Vish Subramanian 07.01.08 at 5:51 am

According to books.google.com, ‘The Yale Book of Quotations’ has this and cites “Process and Reality”, pt2, ch 1. The book itself has only snippet view, it seems, the appropriate snippet may be here:

http://books.google.com/books?ei=KcVpSLOgD4z-tAOS08i6Bg&client=firefox-a&id=qh0cAAAAMAAJ&dq=whitehead&q=%22safest+general+characterization%22&pgis=1#search

5

Vish Subramanian 07.01.08 at 5:53 am

To follow up my own post, you can find it with the search [inauthor:”Alfred North Whitehead” “safest general characterization”] on books.google.com

6

John Holbo 07.01.08 at 6:12 am

Thanks dan! (Sorry matt.)

7

John Quiggin 07.01.08 at 6:13 am

Also this and of course this.

8

Delicious Pundit 07.01.08 at 7:02 am

“No More Whiteheads! Whitehead Removal for under $25 Satisfaction Guaranteed.” Ha! You could never do that to Plato.
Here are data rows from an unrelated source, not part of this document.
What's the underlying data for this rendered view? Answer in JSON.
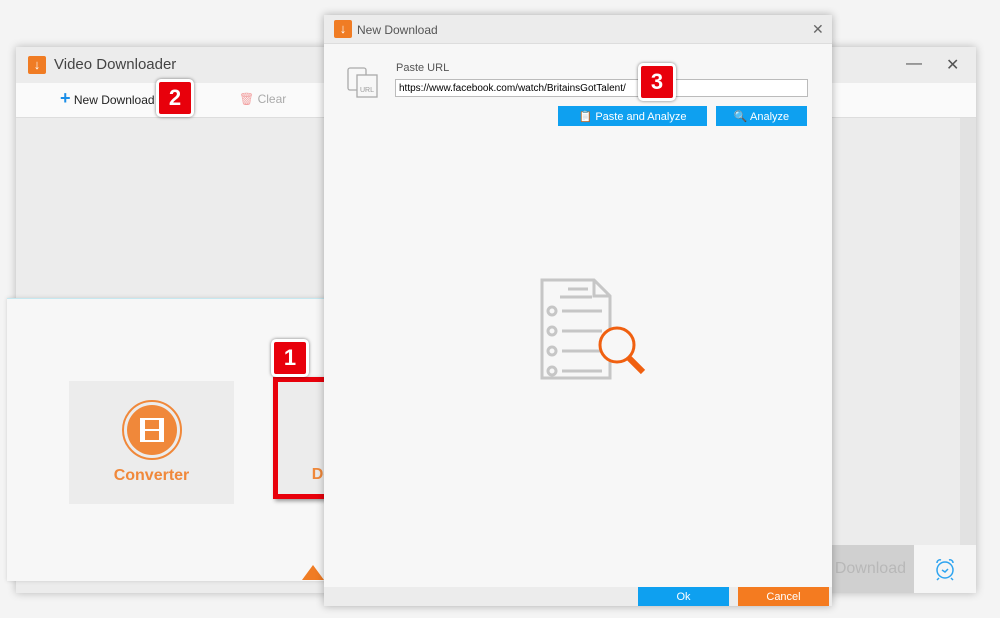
{
  "main_window": {
    "title": "Video Downloader",
    "new_download": "New Download",
    "clear": "Clear",
    "download_all": "Download All",
    "minimize": "—",
    "close": "✕"
  },
  "launcher": {
    "converter": "Converter",
    "downloader": "Downloader"
  },
  "badges": [
    "1",
    "2",
    "3"
  ],
  "dialog": {
    "title": "New Download",
    "close": "✕",
    "paste_url_label": "Paste URL",
    "url_value": "https://www.facebook.com/watch/BritainsGotTalent/",
    "paste_analyze": "Paste and Analyze",
    "analyze": "Analyze",
    "ok": "Ok",
    "cancel": "Cancel",
    "url_icon_text": "URL"
  },
  "colors": {
    "accent_orange": "#f47b20",
    "accent_blue": "#0ea0f0",
    "badge_red": "#e8000b"
  }
}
True, but on the other hand I do believe that Socrates was Oxycuted.

9

john c. halasz 07.01.08 at 8:53 am

“Kant … was … led to balance the world upon thought – oblivious to the scanty supply of thinking.” (P.R. p. 229) Eh, worthy of Nietzsche.

10

PHB 07.02.08 at 1:43 am

But were the ideas original to Plato? When Socrates appears in Plato is he merely a mouthpiece for Plato or is Plato attempting to represent at least the character of the type of arguments that Socrates used to make?

The idea of originality as being a virtue is a very modern concept. There really was no reason for Plato to pass his ideas off as belonging to others or vice-versa.

When you get down to such fundamental issues as philosophy it is not so much the ideas themselves as the presentation that becomes critical. Plato’s theory of ideals is no so far from Russell’s typed set theory. the difference is that one is a workable basis for mathematics and the other is not.